The no-knock raids are part of a larger set of tools used by what Radley Balko has described as the warrior cop, which include the expanded and unbridled use of SWAT teams, riot gear, military vehicles and weaponry. This makes all too much sense, given that we repeatedly tell officers they are engaged in a war — on crime, on drugs, on terror that almost always centers on the black community, and that is just one in a long laundry list of indignities imposed by the white majority.
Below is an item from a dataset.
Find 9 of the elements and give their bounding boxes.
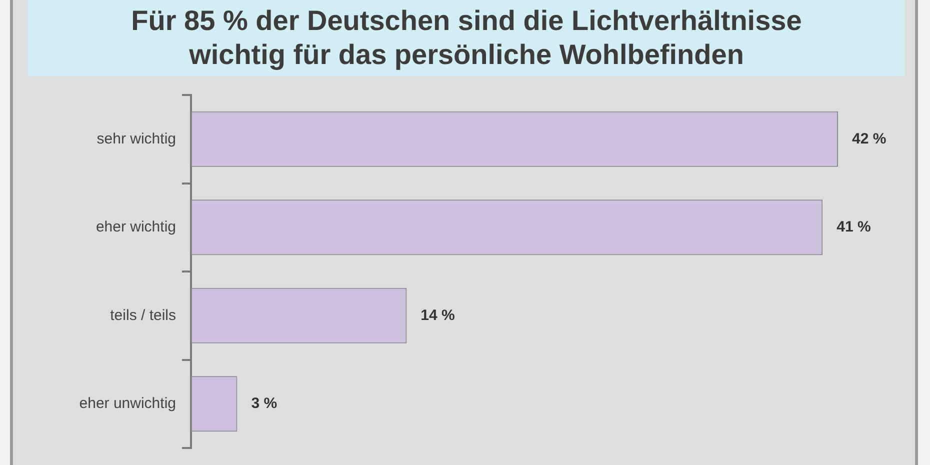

That’s what I mean by a continuum. The protests and violence following George Floyd’s death occur with a very specific context that unmasks the white supremacy at the center of our culture and our economy. COVID-19 is infecting and killing more black and brown people than it is white people. It is doing so because of the way our healthcare system is structured and the way our economy is structured. Low-paid front-line workers — health aides, grocery clerks, delivery drivers, sanitation workers — are overwhelmingly black and Latino. Unlike their white counterparts, they cannot work from home and have been at the center of the health crisis from the beginning. In places like New York City, they travel back and forth to work on crowded buses and subways. They lack paid sick leave. They have lower-quality health care, both because access to doctors can be difficult and because their jobs may not offer health insurance.

They live in segregated neighborhoods with poor access to healthy food, often in older, badly maintained buildings. Wealth accumulation has been difficult, if not impossible for most, thanks to a history of redlining and predatory lending. Schools in many minority neighborhoods lack resources, are overcrowded, often are in disrepair. In Paterson, a working class, mostly Latino city in New Jersey, the school district had to take money from other school services during the pandemic to buy laptops, but still could not provide one to every student even as the district was attempting to educate students remotely. This is not the case in the wealthier suburbs.

The intersection of economic and racial inequality is not an accident. It is baked into the American economy and social order — into the very words of the US Constitution. We want to believe we are colorblind, but we are not and never have been.

What we are witnessing is something we should have expected, something we have witnessed before and that we will witness again and again until we own up to our racism, atone for our racism, address the dual cancers of racial and economic inequality.